Cobra Norato - trechos 28 e 29

Imagem de Raul Bopp

Poema de Raul Bopp



XXVIII

A floresta se avoluma

Movem-se espantalhos monstros
riscando sombras estranhas pelo chão

Árvores encapuçadas soltam fantasmas
com visagens do lá-se-vai

O luar amacia o mato sonolento

Lá adiante
o silêncio vai marchando com uma banda de música

Floresta ventríloqua brinca de cidade

Movem-se arbustos cúbicos
sob arcadas de samaúma

Palmeiras aneladas se abanam

Jaburus de monóculo namoram estrelas míopes
João Cutuca belisca as árvores

Passa lá embaixo a escolta do Rei de Copas
Curvam-se as canaranas

Chegam de longe ruídos anônimos

- Quem é que vem?
- Vem vindo um trem:

Maria-fumaça passa passa passa

O mato se acorda

Cipós fazem intrigas no alto dos galhos
Desatam-se em gargalhadinhas

Uma árvore telegrafou para outra:
psi psi psi

Desembarcam vozes de contrabando

Sapos soletram as leis da floresta

Lá em cima
um curió toca flauta

Estira-se o rio

O mato é um acompanhamento

Desfiam-se as distâncias
entre manchas de neblina

- Lá vai indo um navio, compadre!

Jaquirana-boia apita
Uma árvore abana adeus do alto de um galho


XXIX

- Escuta, compadre
O que se vê não é navio.

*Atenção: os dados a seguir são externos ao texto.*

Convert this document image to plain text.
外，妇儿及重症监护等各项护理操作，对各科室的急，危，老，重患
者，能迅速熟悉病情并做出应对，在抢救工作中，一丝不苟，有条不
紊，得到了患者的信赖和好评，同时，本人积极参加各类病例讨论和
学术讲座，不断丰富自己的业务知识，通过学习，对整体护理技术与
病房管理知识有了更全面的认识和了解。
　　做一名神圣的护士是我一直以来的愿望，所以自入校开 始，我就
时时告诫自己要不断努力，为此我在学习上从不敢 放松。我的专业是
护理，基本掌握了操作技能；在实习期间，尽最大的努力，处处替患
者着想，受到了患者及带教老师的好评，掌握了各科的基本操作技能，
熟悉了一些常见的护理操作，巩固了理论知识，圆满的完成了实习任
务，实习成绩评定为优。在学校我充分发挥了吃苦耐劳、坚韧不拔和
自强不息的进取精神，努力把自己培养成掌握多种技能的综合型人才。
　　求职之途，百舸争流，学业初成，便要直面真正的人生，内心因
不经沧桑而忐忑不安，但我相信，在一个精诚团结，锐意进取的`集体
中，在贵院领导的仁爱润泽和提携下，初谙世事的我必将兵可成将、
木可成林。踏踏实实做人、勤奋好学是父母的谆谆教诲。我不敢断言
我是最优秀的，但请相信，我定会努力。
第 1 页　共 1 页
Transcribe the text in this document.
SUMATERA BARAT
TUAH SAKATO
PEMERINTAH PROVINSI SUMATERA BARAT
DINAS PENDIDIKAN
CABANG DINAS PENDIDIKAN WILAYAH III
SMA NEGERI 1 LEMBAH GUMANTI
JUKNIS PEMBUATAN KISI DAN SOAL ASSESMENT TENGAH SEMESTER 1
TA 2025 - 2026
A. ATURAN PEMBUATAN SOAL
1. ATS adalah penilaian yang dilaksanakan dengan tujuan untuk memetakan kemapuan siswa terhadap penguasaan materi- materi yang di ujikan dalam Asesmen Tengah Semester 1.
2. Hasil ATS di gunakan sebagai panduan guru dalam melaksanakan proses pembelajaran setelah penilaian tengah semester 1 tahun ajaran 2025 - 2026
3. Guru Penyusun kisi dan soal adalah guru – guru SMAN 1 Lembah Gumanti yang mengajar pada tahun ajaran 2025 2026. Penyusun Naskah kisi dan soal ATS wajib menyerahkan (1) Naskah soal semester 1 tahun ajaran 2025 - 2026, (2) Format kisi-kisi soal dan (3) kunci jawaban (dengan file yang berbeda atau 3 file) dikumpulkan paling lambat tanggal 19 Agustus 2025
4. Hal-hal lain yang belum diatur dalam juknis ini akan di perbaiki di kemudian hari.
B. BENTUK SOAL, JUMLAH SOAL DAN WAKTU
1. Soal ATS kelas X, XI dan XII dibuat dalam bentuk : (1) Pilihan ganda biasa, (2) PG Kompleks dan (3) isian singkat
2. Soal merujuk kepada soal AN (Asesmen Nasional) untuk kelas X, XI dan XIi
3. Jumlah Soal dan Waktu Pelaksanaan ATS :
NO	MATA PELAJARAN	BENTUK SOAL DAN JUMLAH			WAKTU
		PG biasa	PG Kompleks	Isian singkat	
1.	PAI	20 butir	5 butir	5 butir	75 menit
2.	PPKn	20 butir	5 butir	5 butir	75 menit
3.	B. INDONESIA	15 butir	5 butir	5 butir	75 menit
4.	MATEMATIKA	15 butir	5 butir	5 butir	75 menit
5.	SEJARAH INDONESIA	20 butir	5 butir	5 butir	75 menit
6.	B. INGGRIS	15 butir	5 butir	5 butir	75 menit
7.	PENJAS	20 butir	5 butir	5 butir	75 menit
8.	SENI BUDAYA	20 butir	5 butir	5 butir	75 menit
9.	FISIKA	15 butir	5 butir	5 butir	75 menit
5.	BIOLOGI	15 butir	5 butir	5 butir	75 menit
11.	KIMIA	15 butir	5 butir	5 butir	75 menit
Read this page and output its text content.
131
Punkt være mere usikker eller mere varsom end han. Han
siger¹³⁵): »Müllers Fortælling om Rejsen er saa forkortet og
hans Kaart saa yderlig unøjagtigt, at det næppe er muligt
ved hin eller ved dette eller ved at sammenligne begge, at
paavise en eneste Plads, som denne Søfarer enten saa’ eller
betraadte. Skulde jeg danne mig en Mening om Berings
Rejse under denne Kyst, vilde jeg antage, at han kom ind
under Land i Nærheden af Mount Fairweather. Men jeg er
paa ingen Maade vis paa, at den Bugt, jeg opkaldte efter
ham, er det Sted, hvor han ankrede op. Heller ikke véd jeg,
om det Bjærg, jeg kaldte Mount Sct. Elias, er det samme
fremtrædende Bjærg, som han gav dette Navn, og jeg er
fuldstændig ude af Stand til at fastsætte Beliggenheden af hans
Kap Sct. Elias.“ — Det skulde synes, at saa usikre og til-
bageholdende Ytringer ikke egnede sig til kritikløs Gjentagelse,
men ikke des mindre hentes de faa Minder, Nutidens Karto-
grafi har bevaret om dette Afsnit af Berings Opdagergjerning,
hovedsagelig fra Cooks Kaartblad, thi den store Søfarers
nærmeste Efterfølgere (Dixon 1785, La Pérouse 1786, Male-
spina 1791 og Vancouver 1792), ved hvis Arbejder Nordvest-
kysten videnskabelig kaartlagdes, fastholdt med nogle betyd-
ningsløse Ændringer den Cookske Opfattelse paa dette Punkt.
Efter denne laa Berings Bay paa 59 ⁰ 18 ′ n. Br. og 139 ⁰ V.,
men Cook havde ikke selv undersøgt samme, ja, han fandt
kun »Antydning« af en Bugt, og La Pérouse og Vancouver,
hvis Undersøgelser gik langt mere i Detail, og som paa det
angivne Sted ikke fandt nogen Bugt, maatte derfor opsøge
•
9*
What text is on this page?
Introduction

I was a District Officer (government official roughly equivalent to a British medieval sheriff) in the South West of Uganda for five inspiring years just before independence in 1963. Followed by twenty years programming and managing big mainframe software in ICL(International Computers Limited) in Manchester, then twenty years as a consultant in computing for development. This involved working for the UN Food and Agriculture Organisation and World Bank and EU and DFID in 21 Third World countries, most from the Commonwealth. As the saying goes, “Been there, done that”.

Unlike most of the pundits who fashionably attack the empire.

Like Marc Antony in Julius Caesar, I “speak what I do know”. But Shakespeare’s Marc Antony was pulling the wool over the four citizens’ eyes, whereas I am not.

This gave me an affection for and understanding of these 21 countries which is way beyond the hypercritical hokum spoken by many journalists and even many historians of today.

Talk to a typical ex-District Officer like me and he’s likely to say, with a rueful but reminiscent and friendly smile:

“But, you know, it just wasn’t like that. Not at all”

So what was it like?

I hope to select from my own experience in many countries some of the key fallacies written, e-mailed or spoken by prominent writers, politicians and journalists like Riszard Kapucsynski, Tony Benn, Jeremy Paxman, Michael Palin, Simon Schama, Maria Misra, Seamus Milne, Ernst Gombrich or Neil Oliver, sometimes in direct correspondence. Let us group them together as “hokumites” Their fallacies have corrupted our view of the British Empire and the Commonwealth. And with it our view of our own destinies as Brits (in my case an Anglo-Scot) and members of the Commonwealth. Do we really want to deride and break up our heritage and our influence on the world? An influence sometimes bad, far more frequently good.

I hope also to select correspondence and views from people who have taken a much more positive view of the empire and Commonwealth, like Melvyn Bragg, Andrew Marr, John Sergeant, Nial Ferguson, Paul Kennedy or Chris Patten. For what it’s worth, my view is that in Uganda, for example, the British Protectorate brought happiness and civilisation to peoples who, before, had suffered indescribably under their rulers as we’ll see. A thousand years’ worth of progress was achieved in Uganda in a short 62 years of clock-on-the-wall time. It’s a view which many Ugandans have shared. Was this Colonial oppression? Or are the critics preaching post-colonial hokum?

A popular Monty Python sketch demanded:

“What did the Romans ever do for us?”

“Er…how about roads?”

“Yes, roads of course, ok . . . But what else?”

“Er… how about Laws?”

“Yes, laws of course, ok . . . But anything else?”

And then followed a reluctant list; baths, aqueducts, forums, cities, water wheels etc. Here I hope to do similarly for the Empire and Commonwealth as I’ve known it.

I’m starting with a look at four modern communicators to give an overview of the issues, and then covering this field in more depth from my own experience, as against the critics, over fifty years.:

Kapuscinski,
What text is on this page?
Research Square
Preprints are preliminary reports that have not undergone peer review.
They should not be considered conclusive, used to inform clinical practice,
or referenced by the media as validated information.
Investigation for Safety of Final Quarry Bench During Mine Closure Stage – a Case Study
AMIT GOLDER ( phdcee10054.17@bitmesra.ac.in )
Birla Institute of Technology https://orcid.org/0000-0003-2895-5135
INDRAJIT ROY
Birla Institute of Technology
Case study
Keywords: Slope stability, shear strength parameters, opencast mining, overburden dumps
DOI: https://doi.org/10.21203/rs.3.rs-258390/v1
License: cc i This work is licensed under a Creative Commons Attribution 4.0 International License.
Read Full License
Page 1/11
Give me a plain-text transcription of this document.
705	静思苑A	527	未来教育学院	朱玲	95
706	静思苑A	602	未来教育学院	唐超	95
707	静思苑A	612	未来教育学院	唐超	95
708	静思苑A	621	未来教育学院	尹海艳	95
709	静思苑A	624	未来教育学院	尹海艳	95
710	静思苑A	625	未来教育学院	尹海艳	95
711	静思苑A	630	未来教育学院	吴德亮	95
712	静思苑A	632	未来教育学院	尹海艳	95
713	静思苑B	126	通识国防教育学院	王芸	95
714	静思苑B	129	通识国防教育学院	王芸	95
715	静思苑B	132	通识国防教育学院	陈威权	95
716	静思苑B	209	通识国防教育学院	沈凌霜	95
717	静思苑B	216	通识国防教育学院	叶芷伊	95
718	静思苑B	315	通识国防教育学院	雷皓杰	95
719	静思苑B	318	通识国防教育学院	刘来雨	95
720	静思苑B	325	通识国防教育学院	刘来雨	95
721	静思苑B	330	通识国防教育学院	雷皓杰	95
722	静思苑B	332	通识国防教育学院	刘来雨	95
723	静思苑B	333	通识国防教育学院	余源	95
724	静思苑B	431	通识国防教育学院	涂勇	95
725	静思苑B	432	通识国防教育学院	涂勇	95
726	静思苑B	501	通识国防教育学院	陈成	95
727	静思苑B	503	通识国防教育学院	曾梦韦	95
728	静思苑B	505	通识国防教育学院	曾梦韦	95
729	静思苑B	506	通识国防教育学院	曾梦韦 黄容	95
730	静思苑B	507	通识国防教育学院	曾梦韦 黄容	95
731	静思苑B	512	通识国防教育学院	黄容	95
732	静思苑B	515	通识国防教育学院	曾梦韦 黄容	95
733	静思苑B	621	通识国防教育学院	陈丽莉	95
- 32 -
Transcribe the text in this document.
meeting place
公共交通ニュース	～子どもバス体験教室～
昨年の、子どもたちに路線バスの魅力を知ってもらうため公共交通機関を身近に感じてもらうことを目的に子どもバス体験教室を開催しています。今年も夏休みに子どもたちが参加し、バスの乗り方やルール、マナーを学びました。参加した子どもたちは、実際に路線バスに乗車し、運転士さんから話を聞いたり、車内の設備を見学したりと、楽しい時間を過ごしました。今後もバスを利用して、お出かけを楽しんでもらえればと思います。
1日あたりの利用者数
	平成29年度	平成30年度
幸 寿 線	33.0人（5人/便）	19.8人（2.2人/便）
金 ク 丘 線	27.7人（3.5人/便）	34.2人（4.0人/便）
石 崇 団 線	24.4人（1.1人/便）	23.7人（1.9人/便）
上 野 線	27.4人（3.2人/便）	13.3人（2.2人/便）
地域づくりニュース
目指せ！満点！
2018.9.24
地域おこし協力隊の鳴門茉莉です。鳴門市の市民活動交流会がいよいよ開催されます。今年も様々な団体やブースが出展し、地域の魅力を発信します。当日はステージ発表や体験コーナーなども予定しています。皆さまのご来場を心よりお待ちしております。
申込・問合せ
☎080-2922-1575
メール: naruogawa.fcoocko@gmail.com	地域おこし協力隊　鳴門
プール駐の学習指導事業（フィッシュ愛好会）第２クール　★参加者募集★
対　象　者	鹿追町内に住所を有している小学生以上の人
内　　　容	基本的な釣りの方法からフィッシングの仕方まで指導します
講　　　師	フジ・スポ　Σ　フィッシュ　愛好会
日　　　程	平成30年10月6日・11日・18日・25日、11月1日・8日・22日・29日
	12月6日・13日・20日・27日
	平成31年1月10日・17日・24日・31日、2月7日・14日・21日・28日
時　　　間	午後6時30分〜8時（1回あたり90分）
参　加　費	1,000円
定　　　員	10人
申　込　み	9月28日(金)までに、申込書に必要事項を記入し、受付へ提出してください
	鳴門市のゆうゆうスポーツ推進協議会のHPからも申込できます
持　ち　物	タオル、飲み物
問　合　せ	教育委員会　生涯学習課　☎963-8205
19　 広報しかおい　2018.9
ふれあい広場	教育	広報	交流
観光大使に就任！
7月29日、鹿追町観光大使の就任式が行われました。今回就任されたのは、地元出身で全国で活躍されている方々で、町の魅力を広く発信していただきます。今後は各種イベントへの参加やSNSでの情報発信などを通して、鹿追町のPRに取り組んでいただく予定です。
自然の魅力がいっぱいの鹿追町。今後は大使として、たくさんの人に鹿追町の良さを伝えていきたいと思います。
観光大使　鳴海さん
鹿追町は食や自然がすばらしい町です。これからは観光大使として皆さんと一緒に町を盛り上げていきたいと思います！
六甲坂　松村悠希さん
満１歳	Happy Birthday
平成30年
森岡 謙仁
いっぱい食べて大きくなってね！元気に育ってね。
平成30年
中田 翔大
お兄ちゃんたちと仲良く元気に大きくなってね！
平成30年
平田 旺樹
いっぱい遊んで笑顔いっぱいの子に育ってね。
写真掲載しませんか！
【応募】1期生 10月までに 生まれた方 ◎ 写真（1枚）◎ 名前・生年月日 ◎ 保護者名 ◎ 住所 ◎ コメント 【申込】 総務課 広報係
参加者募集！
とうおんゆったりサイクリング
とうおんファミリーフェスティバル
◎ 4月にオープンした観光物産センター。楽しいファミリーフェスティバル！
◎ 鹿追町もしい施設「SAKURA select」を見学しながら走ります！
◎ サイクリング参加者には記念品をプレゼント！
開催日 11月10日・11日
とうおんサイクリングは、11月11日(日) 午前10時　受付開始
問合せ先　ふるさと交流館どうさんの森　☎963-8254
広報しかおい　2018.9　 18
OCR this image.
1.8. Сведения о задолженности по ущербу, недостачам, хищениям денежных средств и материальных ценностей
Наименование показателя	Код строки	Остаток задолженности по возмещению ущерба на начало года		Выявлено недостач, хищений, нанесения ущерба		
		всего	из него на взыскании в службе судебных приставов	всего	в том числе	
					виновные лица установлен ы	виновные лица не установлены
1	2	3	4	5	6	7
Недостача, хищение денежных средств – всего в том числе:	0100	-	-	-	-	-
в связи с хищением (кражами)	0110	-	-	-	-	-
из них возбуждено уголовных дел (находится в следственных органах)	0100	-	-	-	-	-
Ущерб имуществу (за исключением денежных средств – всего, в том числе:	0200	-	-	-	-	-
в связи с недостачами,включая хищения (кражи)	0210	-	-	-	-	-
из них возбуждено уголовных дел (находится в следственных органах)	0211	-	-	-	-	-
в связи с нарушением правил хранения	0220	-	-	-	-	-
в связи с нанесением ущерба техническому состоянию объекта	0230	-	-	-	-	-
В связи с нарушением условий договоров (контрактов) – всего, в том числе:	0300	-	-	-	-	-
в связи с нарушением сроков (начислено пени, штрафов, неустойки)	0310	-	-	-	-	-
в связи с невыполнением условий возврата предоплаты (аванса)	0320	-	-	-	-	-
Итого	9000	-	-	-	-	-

É a Cobra Grande

- Mas o casco de prata? As velas embojadas de vento?

Aquilo é a Cobra Grande
Quando começa a lua cheia ela aparece
Vem buscar moça que ainda não conheceu homem

A visagem vai se sumindo
pras bandas de Macapá

Neste silêncio de águas assustadas
parece que ainda ouço um soluço quebrando-se na noite

- Coitadinha da moça
Como será o nome dela?
Se eu pudesse ia assistir o casamento

- Casamento de Cobra Grande chama desgraça, compadre

Só se a gente arranjar mandinga de defunto

Ué! Então vamos
Lobisomem está de festa no cemitério




Fonte: "Poesia completa de Raul Bopp", José Olympio Editora, 2014.
Originalmente publicado em: "Cobra Norato", Irmãos Ferraz, 1931.